Developed by the W3C and other international standards bodies, Web standards are more like a set of guidelines than inflexible rules. They offer a comprehensive set of best practices that help produce high-quality websites that are accessible to as many users as possible. Using Web standards helps to reduce the cost and complexity of development while increasing the accessibility and long-term viability of your website.

When a website is said to adhere to Web standards, it means the document consists of valid HTML or xHTML, uses CSS instead of tables for layout, is properly structured and semantically marked up, and—most importantly—works in any Web browser.

It is important to note that “works in any Web browser” doesn’t mean “looks the same in every Web browser.” Making a website look identical across browsers and platforms is next to impossible; not even by using only images can you make a website look the same everywhere. Documents published on the Web will be accessed by an ever-increasing variety of browsing devices on several operating systems, with monitors of varying size and quality (or no monitor at all), by users whose proficiency ranges from expert to beginner. Using Web standards ensures that all of them can read and understand your message.

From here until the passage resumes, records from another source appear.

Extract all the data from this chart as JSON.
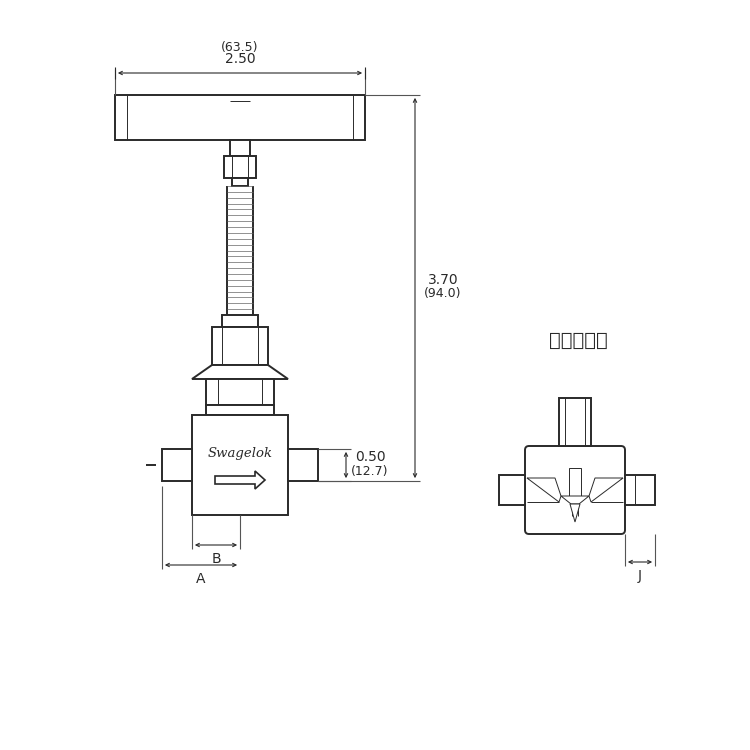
{
  "bg_color": "#ffffff",
  "line_color": "#2a2a2a",
  "dim_color": "#2a2a2a",
  "title_text": "承插焊端接",
  "dim_25": "2.50",
  "dim_635": "(63.5)",
  "dim_37": "3.70",
  "dim_940": "(94.0)",
  "dim_050": "0.50",
  "dim_127": "(12.7)",
  "label_A": "A",
  "label_B": "B",
  "label_J": "J",
  "swagelok_text": "Swagelok",
  "figsize": [
    7.5,
    7.5
  ],
  "dpi": 100,
  "lw_main": 1.4,
  "lw_thin": 0.7,
  "lw_dim": 0.8
}
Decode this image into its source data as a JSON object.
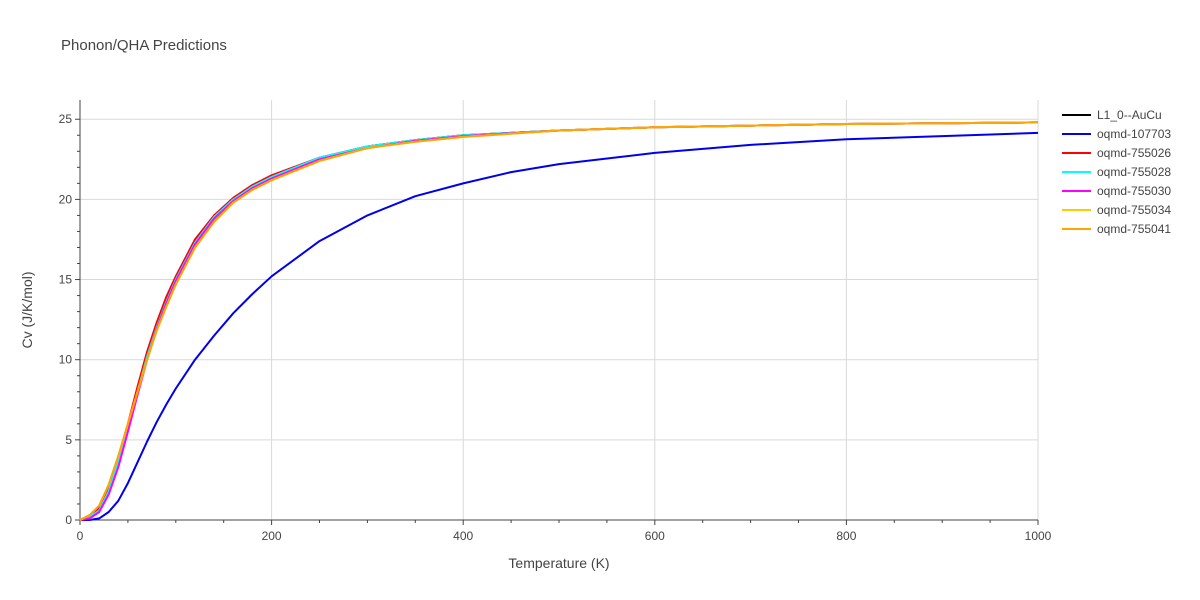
{
  "chart_data": {
    "type": "line",
    "title": "Phonon/QHA Predictions",
    "xlabel": "Temperature (K)",
    "ylabel": "Cv (J/K/mol)",
    "xlim": [
      0,
      1000
    ],
    "ylim": [
      0,
      26.2
    ],
    "xticks": [
      0,
      200,
      400,
      600,
      800,
      1000
    ],
    "yticks": [
      0,
      5,
      10,
      15,
      20,
      25
    ],
    "grid": true,
    "legend_position": "top-right",
    "series": [
      {
        "name": "L1_0--AuCu",
        "color": "#000000",
        "x": [
          0,
          10,
          20,
          30,
          40,
          50,
          60,
          70,
          80,
          90,
          100,
          120,
          140,
          160,
          180,
          200,
          250,
          300,
          350,
          400,
          500,
          600,
          700,
          800,
          900,
          1000
        ],
        "y": [
          0,
          0.3,
          0.8,
          2.0,
          3.8,
          5.8,
          8.0,
          10.2,
          12.0,
          13.6,
          15.0,
          17.3,
          18.9,
          20.0,
          20.8,
          21.4,
          22.6,
          23.3,
          23.7,
          24.0,
          24.3,
          24.5,
          24.6,
          24.7,
          24.75,
          24.8
        ]
      },
      {
        "name": "oqmd-107703",
        "color": "#0000ee",
        "x": [
          0,
          10,
          20,
          30,
          40,
          50,
          60,
          70,
          80,
          90,
          100,
          120,
          140,
          160,
          180,
          200,
          250,
          300,
          350,
          400,
          450,
          500,
          600,
          700,
          800,
          900,
          1000
        ],
        "y": [
          0,
          0,
          0.1,
          0.5,
          1.2,
          2.3,
          3.6,
          4.9,
          6.1,
          7.2,
          8.2,
          10.0,
          11.5,
          12.9,
          14.1,
          15.2,
          17.4,
          19.0,
          20.2,
          21.0,
          21.7,
          22.2,
          22.9,
          23.4,
          23.75,
          23.95,
          24.15
        ]
      },
      {
        "name": "oqmd-755026",
        "color": "#ff0000",
        "x": [
          0,
          10,
          20,
          30,
          40,
          50,
          60,
          70,
          80,
          90,
          100,
          120,
          140,
          160,
          180,
          200,
          250,
          300,
          350,
          400,
          500,
          600,
          700,
          800,
          900,
          1000
        ],
        "y": [
          0,
          0.2,
          0.7,
          2.0,
          3.9,
          6.0,
          8.3,
          10.5,
          12.3,
          13.9,
          15.2,
          17.5,
          19.0,
          20.1,
          20.9,
          21.5,
          22.6,
          23.3,
          23.7,
          24.0,
          24.3,
          24.5,
          24.6,
          24.7,
          24.75,
          24.8
        ]
      },
      {
        "name": "oqmd-755028",
        "color": "#00ffff",
        "x": [
          0,
          10,
          20,
          30,
          40,
          50,
          60,
          70,
          80,
          90,
          100,
          120,
          140,
          160,
          180,
          200,
          250,
          300,
          350,
          400,
          500,
          600,
          700,
          800,
          900,
          1000
        ],
        "y": [
          0,
          0.2,
          0.6,
          1.8,
          3.6,
          5.7,
          8.0,
          10.2,
          12.0,
          13.6,
          15.0,
          17.3,
          18.9,
          20.0,
          20.8,
          21.4,
          22.6,
          23.3,
          23.7,
          24.0,
          24.3,
          24.5,
          24.6,
          24.7,
          24.75,
          24.8
        ]
      },
      {
        "name": "oqmd-755030",
        "color": "#ff00ff",
        "x": [
          0,
          10,
          20,
          30,
          40,
          50,
          60,
          70,
          80,
          90,
          100,
          120,
          140,
          160,
          180,
          200,
          250,
          300,
          350,
          400,
          500,
          600,
          700,
          800,
          900,
          1000
        ],
        "y": [
          0,
          0.1,
          0.5,
          1.6,
          3.3,
          5.5,
          7.8,
          10.0,
          11.9,
          13.5,
          14.9,
          17.2,
          18.8,
          19.9,
          20.7,
          21.3,
          22.5,
          23.2,
          23.65,
          23.95,
          24.3,
          24.5,
          24.6,
          24.7,
          24.75,
          24.8
        ]
      },
      {
        "name": "oqmd-755034",
        "color": "#ffcc00",
        "x": [
          0,
          10,
          20,
          30,
          40,
          50,
          60,
          70,
          80,
          90,
          100,
          120,
          140,
          160,
          180,
          200,
          250,
          300,
          350,
          400,
          500,
          600,
          700,
          800,
          900,
          1000
        ],
        "y": [
          0,
          0.3,
          0.9,
          2.2,
          4.0,
          6.0,
          8.0,
          10.0,
          11.8,
          13.3,
          14.7,
          17.0,
          18.6,
          19.8,
          20.6,
          21.2,
          22.4,
          23.2,
          23.6,
          23.9,
          24.3,
          24.5,
          24.6,
          24.7,
          24.75,
          24.8
        ]
      },
      {
        "name": "oqmd-755041",
        "color": "#ffa500",
        "x": [
          0,
          10,
          20,
          30,
          40,
          50,
          60,
          70,
          80,
          90,
          100,
          120,
          140,
          160,
          180,
          200,
          250,
          300,
          350,
          400,
          500,
          600,
          700,
          800,
          900,
          1000
        ],
        "y": [
          0,
          0.3,
          0.9,
          2.2,
          4.0,
          6.0,
          8.0,
          10.0,
          11.8,
          13.3,
          14.7,
          17.0,
          18.6,
          19.8,
          20.6,
          21.2,
          22.4,
          23.2,
          23.6,
          23.9,
          24.3,
          24.5,
          24.6,
          24.7,
          24.75,
          24.8
        ]
      }
    ]
  }
}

Benefits of using Web standards include but are by no means limited to:

Decreased time required for development and maintenance. By using properly structured and cleanHTML, we’ll help make it easier for you and anyone else to make future changes to your website. By its very nature, Web standards also aid in the separation of design from content. Using CSS as the presentation language for your site means you can easily update the look and feel of the entire site without having to change one line of copy.

Future-proof. When you build a website using defined standards and valid code, you future-proof your documents by ensuring that future Web browsers will be able to understand the code you have used.

Accessibility. Standards-compliant code plays nicely with everything from Google to assistive reading devices and everything in between. Browsers that don’t offer compliant CSS implementations can now simply skip the style and go straight to the unmodified content—ensuring that your message gets across.

Reduced bandwidth. Standards-compliant documents are often 40–50 percent less bulky than their nonfriendly counterparts. Add to this the fact that CSSstyle sheets are cacheable and never need to be downloaded more than once, and it’s pretty easy to see the reduction in your monthly bandwidth.

Search engine optimization. It’s no big surprise that when Google comes knocking at your website’s front door, it’s going to take away anything and everything that it can find. Using semantically correct markup for your content ensures that both you and the search engines have the same idea about what parts of your page are most important.

Improved experience. Sure, it’s easy to quantify cold hard cash, but there are other less-measurable benefits, as well. Smaller pages mean quicker load times for your viewers, and we all know a lively site will nearly always translate to a better user experience than a huge interface squeezed through a pokey modem connection. The lasts thing you want to do is make your audience wait.

Adaptation. A semantically marked-up document can be readily adapted to print and alternative browsing devices like PDAs, cellular phones, and Power Point presentations, just by linking to a different CSS file.